Another reason that can prevent the devices from connecting to the server is the DHCP lease time. In this case, if a device is idle for an extended amount of time, the network will un-assign the IP address from the device causing it to become unreachable. This configuration is common in networks in order to ensure IPs are available for active devices.
DHCP is an extremely common configuration for networks in which a large number of devices are usually connected to. When configured, it drops devices that are not in use, to make room for the devices that are in use, being a very popular optimization strategy for enterprise networks.
Once the DHCP lease expires, any devices that are not in use will lose valid internet connection and will not be able to be reached by the MDM server. One way to verify if the DHCP lease time is interrupting the connection between the MDM Solution and the device is to send a command to the device and check the last update you receive from the MDM (Update Info).

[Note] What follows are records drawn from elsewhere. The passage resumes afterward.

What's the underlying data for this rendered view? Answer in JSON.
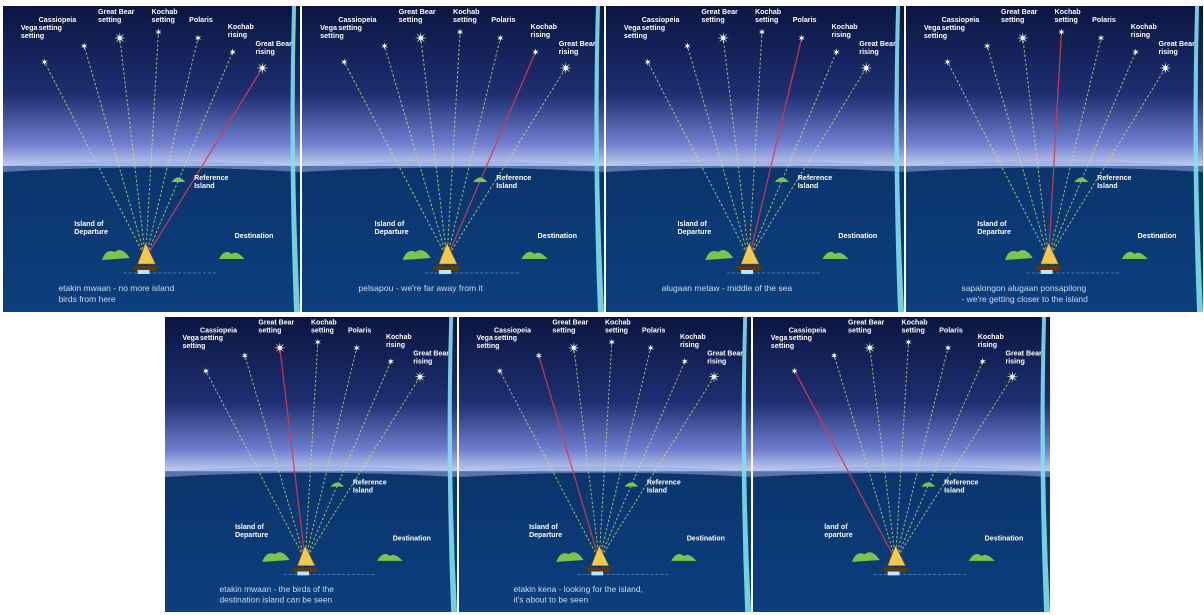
{
  "labels": {
    "vega": [
      "Vega",
      "setting"
    ],
    "cassiopeia": [
      "Cassiopeia",
      "setting"
    ],
    "great_bear_setting": [
      "Great Bear",
      "setting"
    ],
    "kochab_setting": [
      "Kochab",
      "setting"
    ],
    "polaris": [
      "Polaris"
    ],
    "kochab_rising": [
      "Kochab",
      "rising"
    ],
    "great_bear_rising": [
      "Great Bear",
      "rising"
    ],
    "reference_island": [
      "Reference",
      "Island"
    ],
    "island_of_departure": [
      "Island of",
      "Departure"
    ],
    "destination": [
      "Destination"
    ]
  },
  "panels": [
    {
      "caption": [
        "etakin mwaan - no more island",
        "birds from here"
      ],
      "red_star": "great_bear_rising",
      "departure_label": [
        "Island of",
        "Departure"
      ]
    },
    {
      "caption": [
        "pelsapou - we're far away from it"
      ],
      "red_star": "kochab_rising",
      "departure_label": [
        "Island of",
        "Departure"
      ]
    },
    {
      "caption": [
        "alugaan metaw - middle of the sea"
      ],
      "red_star": "polaris",
      "departure_label": [
        "Island of",
        "Departure"
      ]
    },
    {
      "caption": [
        "sapalongon alugaan ponsapilong",
        "- we're getting closer to the island"
      ],
      "red_star": "kochab_setting",
      "departure_label": [
        "Island of",
        "Departure"
      ]
    },
    {
      "caption": [
        "etakin mwaan - the birds of the",
        "destination island can be seen"
      ],
      "red_star": "great_bear_setting",
      "departure_label": [
        "Island of",
        "Departure"
      ]
    },
    {
      "caption": [
        "etakin kena - looking for the island,",
        "it's about to be seen"
      ],
      "red_star": "cassiopeia",
      "departure_label": [
        "Island of",
        "Departure"
      ]
    },
    {
      "caption": [],
      "red_star": "vega",
      "departure_label": [
        "land of",
        "eparture"
      ]
    }
  ],
  "colors": {
    "sky_top": "#0a1540",
    "sky_horizon": "#c9d2f2",
    "sea": "#0c3f7e",
    "sight_line": "#d8e86a",
    "reference_line": "#d8394a",
    "island": "#7ec44a",
    "caption": "#c9dcf0",
    "divider": "#7fe0ea"
  }
}
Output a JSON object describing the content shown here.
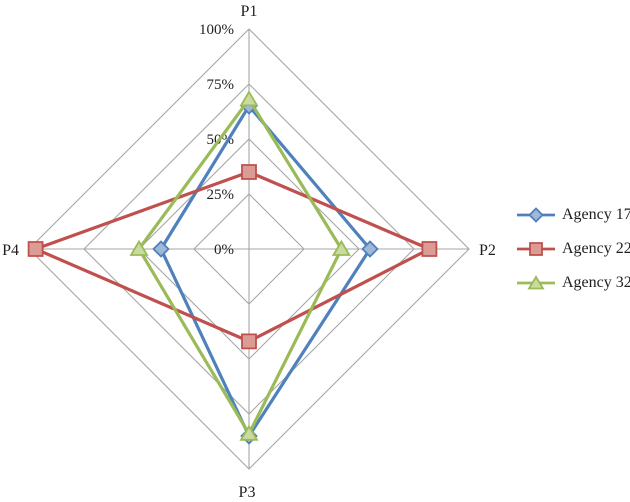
{
  "figure": {
    "background": "#ffffff",
    "text_color": "#1f1f1f"
  },
  "chart_data": {
    "type": "radar",
    "title": "",
    "categories": [
      "P1",
      "P2",
      "P3",
      "P4"
    ],
    "axis": {
      "min": 0,
      "max": 100,
      "tick_labels": [
        "0%",
        "25%",
        "50%",
        "75%",
        "100%"
      ],
      "tick_values": [
        0,
        25,
        50,
        75,
        100
      ],
      "gridline_color": "#A6A6A6",
      "grid_shape": "polygon",
      "grid_on": true
    },
    "series": [
      {
        "name": "Agency 17",
        "marker": "diamond",
        "color": "#4F81BD",
        "marker_fill": "#A0B8D8",
        "values": [
          65,
          55,
          85,
          40
        ]
      },
      {
        "name": "Agency 22",
        "marker": "square",
        "color": "#C0504D",
        "marker_fill": "#DC9C96",
        "values": [
          35,
          82,
          42,
          97
        ]
      },
      {
        "name": "Agency 32",
        "marker": "triangle",
        "color": "#9BBB59",
        "marker_fill": "#CBDA9F",
        "values": [
          68,
          42,
          84,
          50
        ]
      }
    ],
    "legend_position": "right"
  }
}
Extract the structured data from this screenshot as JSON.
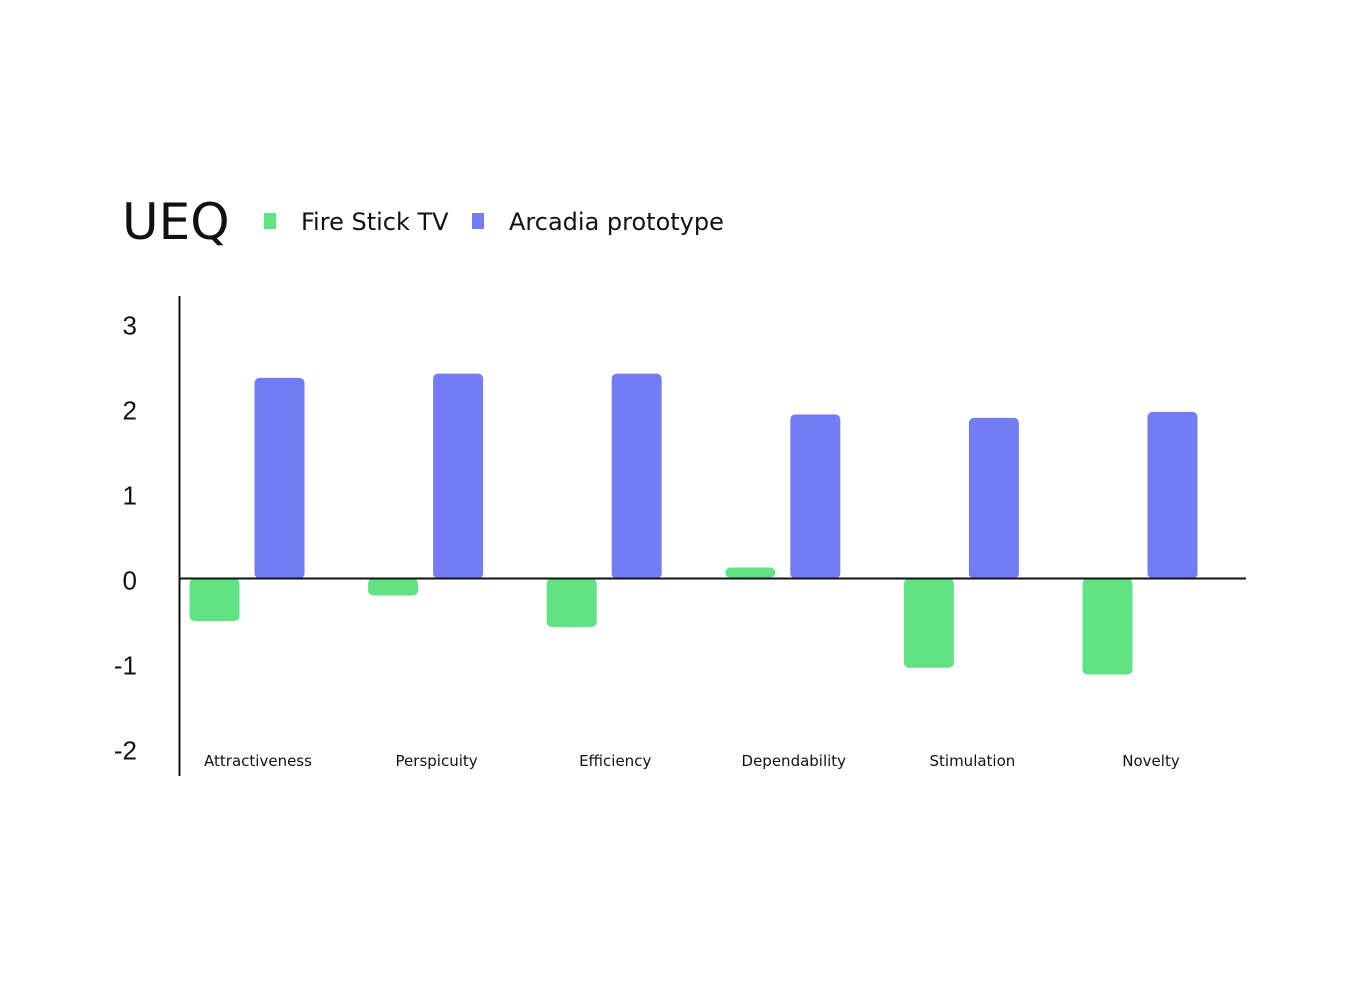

A common troubleshooting step to is to restart the device. When doing that, you are basically renewing your connection with the DHCP and for this reason the device may receive and act upon all the pending commands.
However, it’s nice to have in mind that if a device holds an IP for too much time, when there’s a new device, an IP address may not be available for this specific device (because there would be no IP range available). On the other hand, if this time is too short, the device can lose its connection and will not be reachable.
With that in mind, our suggestion is to configure a subnet mask in a way that current and future devices can be accounted for. A majority of organizations use /24 (254 hosts/not), but this amount must be calculated based on the number of devices in your organization.